Tra le note di “Brighten” si respira un sensazione benefica, curativa e, soprattutto, necessaria perchè lungi dall’essere scontato, il buon Jerry confeziona un bella tracklist inaugurata dal singolo apripista “Atone”, un graffiante southern rock su base acustica che probabilmente è l’unico brano che ben potrebbe essere incluso in qualche playlist degli AIC.
Il resto degli episodi, infatti, per poco più di quaranta minuti, sono incentrati sulle sonorità che sconfinano nel classic rock influenzato da un forte matrice folk, blues e country tuttavia mai prevedibile.
La successiva title track, ad esempio, si mostra orientata verso un rock lineare, equilibrato ed a tratti giocoso con le sezioni di hammond che duettano con la seconda voce affidata a Greg Puciato, ex frontman dei Dillinger Escape Plan nonchè Black Queen e Killer Be Killed.
Co-prodotto con il compositore e discografico Tyler Bates (Bush, Marylin Manson) e con Paul Fig e mixato da Joe Barresi (Tool, Queens of the Stone Age, Bad Religion, Melvins), in “Brighten” Jerry si è circondato di un bel gruppetto di amici musicisti – tra cui, oltre al citato Puciato, Duff McKagan, storico bassista dei Guns n’ Roses, i batteristi Gil Sharone e Abe Laboriel Jr., Michael Rozon (pedal steel), Jordan Lewis (pianoforte), Matias Ambrogi-Torres (archi), Vincent Jones (wurlitzer e hammond) e Lola Bates (cori) – che hanno contributo con la loro esperienza e strumentazione aggiuntiva ad arricchire questo secondo lavoro da solista, con risultati di assoluto valore come nel trittico composto dalle note rock di “Had To Know” oppure dai toni variegati di “Nobody Breaks You” piuttosto che nel country-rock di “Dismembered”.
Ma è di sicuro la prima parte dell’album a lasciarsi preferire soprattutto nel momento in cui la citata “Brighten”, apre la scena ad un altro meraviglioso trittico dal quale trasuda maggiormente quel senso di serenità ed appagamento raggiunto da Jerry, che si mostra dapprima con la freschezza di “Prism of Doubt” per poi concedersi alla corposa e ruvida melodia che fuoriesce dal secondo singolo “Siren Song”, dotata di un inizio acustico che trasmuta in segmenti di riff distorti.

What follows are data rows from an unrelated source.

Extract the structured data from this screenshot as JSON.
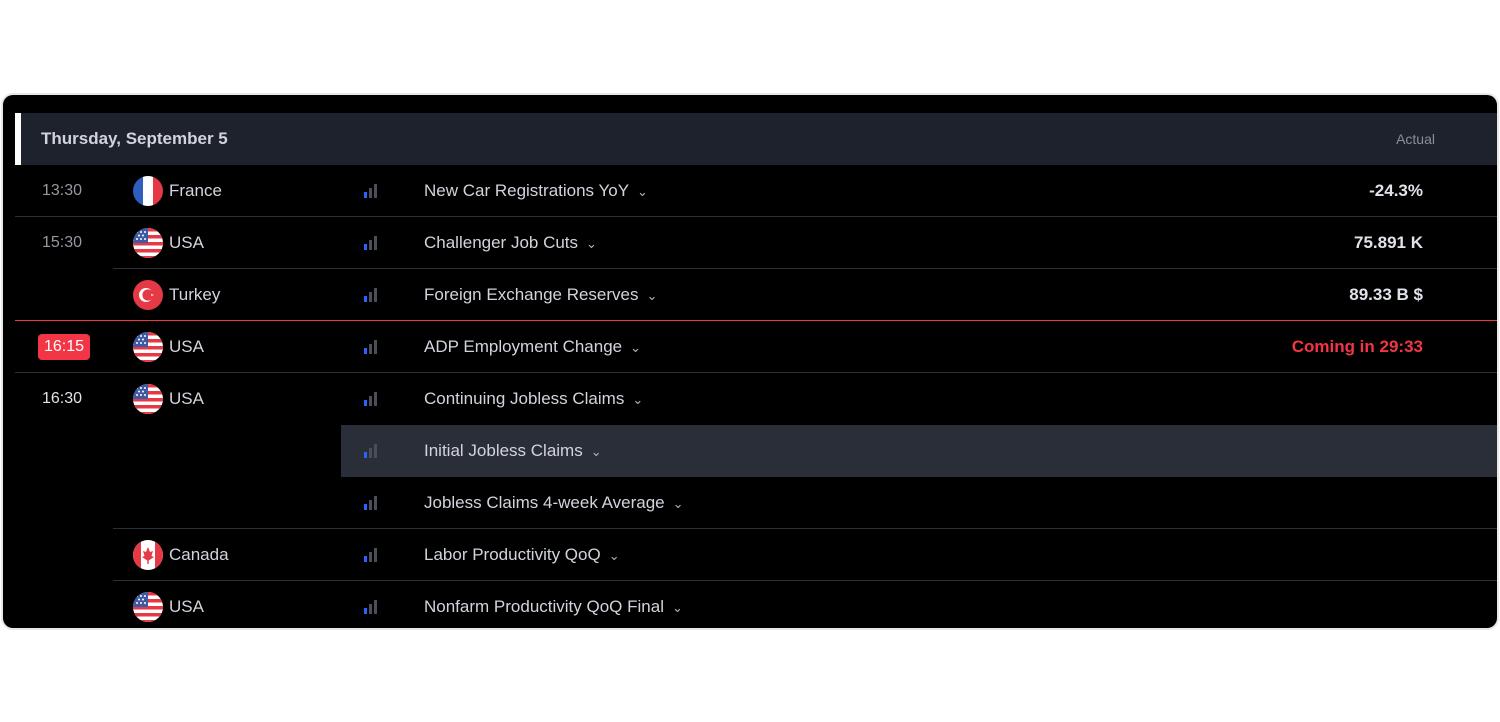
{
  "header": {
    "date": "Thursday, September 5",
    "actual_label": "Actual"
  },
  "colors": {
    "live": "#f23645",
    "importance_active": "#2962ff",
    "importance_dim": "#4a4e59"
  },
  "rows": [
    {
      "time": "13:30",
      "country": "France",
      "flag": "france-flag-icon",
      "event": "New Car Registrations YoY",
      "actual": "-24.3%"
    },
    {
      "time": "15:30",
      "country": "USA",
      "flag": "usa-flag-icon",
      "event": "Challenger Job Cuts",
      "actual": "75.891 K"
    },
    {
      "time": "",
      "country": "Turkey",
      "flag": "turkey-flag-icon",
      "event": "Foreign Exchange Reserves",
      "actual": "89.33 B $"
    },
    {
      "time": "16:15",
      "country": "USA",
      "flag": "usa-flag-icon",
      "event": "ADP Employment Change",
      "actual": "Coming in 29:33"
    },
    {
      "time": "16:30",
      "country": "USA",
      "flag": "usa-flag-icon",
      "event": "Continuing Jobless Claims",
      "actual": ""
    },
    {
      "time": "",
      "country": "",
      "flag": "",
      "event": "Initial Jobless Claims",
      "actual": ""
    },
    {
      "time": "",
      "country": "",
      "flag": "",
      "event": "Jobless Claims 4-week Average",
      "actual": ""
    },
    {
      "time": "",
      "country": "Canada",
      "flag": "canada-flag-icon",
      "event": "Labor Productivity QoQ",
      "actual": ""
    },
    {
      "time": "",
      "country": "USA",
      "flag": "usa-flag-icon",
      "event": "Nonfarm Productivity QoQ Final",
      "actual": ""
    }
  ]
}
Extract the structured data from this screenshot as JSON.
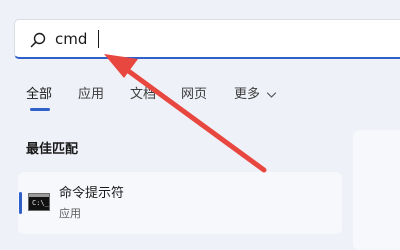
{
  "search": {
    "query": "cmd"
  },
  "tabs": [
    {
      "label": "全部",
      "active": true
    },
    {
      "label": "应用",
      "active": false
    },
    {
      "label": "文档",
      "active": false
    },
    {
      "label": "网页",
      "active": false
    },
    {
      "label": "更多",
      "active": false
    }
  ],
  "best_match": {
    "title": "最佳匹配",
    "result": {
      "name": "命令提示符",
      "type": "应用",
      "icon": "command-prompt-icon"
    }
  },
  "icons": {
    "search": "search-icon",
    "more": "chevron-down-icon"
  },
  "colors": {
    "accent": "#2f5fc9",
    "annotation": "#e8473f",
    "background": "#eef1f7"
  }
}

Ma è con “Black Hearts and Evil Done” che il disco probabilmente raggiunge il suo apice, una ballata folk acustica di sei minuti che risuona come un inno di speranza nel cambiamento “Fuori le vecchie cose dentro le nuove/Voglio costruire qualcosa, qualcosa di vivo/…/Voglio sentire qualcosa, qualcosa di vivo”.
I quasi due minuti di “Goodbye”, cover di Elton John contenuta in fondo al suo “Madman Across the Water” del 1971, hanno il compito di calare il sipario su “Brighten”, un album sincero ed autentico dove Cantrell mostra tutto il suo inconfondibile e indubbio stile.